Some tips I found handy in my project:

- Look at topographic maps. Sometimes they will denote an old railroad grade - for example, I was able to clearly follow the Rhinecliff branch of the CNE by following a purple line marked "old railroad grade" on a map produced ~20 years after it was torn up. Even if it isn't explicitly marked, you can often find culverts and excavations. Somewhere there is a set of both historical and modern topo maps available for Google Earth which can be useful for exploring.
- ...however, old topographic maps aren't as accurate as modern ones. You may find that a railroad drawn as a gentle curve on a circa 1900 map is actually much curvier, and had it followed the originally-marked route it would have gone over a mountain at an impossible grade according to a new map. You'll need to work on comparing old and new if you use topos, but putting both together can be very helpful.

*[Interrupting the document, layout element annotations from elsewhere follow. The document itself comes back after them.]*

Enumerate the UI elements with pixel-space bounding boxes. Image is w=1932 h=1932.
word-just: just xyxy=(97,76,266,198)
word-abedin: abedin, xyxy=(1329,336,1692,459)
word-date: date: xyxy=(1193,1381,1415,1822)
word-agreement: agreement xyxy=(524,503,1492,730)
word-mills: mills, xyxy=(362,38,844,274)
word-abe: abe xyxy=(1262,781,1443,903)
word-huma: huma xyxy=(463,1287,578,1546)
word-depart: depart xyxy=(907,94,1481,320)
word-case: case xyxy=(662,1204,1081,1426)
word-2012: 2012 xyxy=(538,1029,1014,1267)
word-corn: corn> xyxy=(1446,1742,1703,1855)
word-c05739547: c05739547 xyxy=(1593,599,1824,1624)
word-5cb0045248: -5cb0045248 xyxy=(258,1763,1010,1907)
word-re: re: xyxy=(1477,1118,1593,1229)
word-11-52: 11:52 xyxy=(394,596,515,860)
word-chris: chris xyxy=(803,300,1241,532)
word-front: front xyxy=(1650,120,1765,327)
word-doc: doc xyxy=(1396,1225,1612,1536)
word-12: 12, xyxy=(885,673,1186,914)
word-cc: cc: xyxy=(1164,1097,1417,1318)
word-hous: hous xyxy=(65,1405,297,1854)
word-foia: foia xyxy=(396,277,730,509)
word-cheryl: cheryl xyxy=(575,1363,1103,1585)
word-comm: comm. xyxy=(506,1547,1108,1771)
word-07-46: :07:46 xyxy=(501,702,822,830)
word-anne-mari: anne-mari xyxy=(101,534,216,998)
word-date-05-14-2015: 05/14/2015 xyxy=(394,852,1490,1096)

- Aerial imagery in Bing (angled), Google Earth (current and historical), and on Historic Aerials can be very helpful as well. You may need to take the average of several since they won't all line up perfectly with each other - pick some good landmarks like grade crossings, bodies of water, bridges, etc as your reference points. Keep in mind that rights-of-way can be visible for decades after the tracks have been torn up, if the land hasn't been reclaimed. Sometimes structures are never removed with the tracks (think things like bridge piers) (I found one CNE bridge over a small stream by comparing ~10 different aerial shots and working out where the piers were in each)
- If you can find tax or property maps, those can be incredibly helpful as well for working out boundaries, curves, etc.
- Check timetables to get a sanity check - if you know a particular station or junction is at milepost 93.6 and the map you are working on shows the same (either as miles or chains) you're on the right track.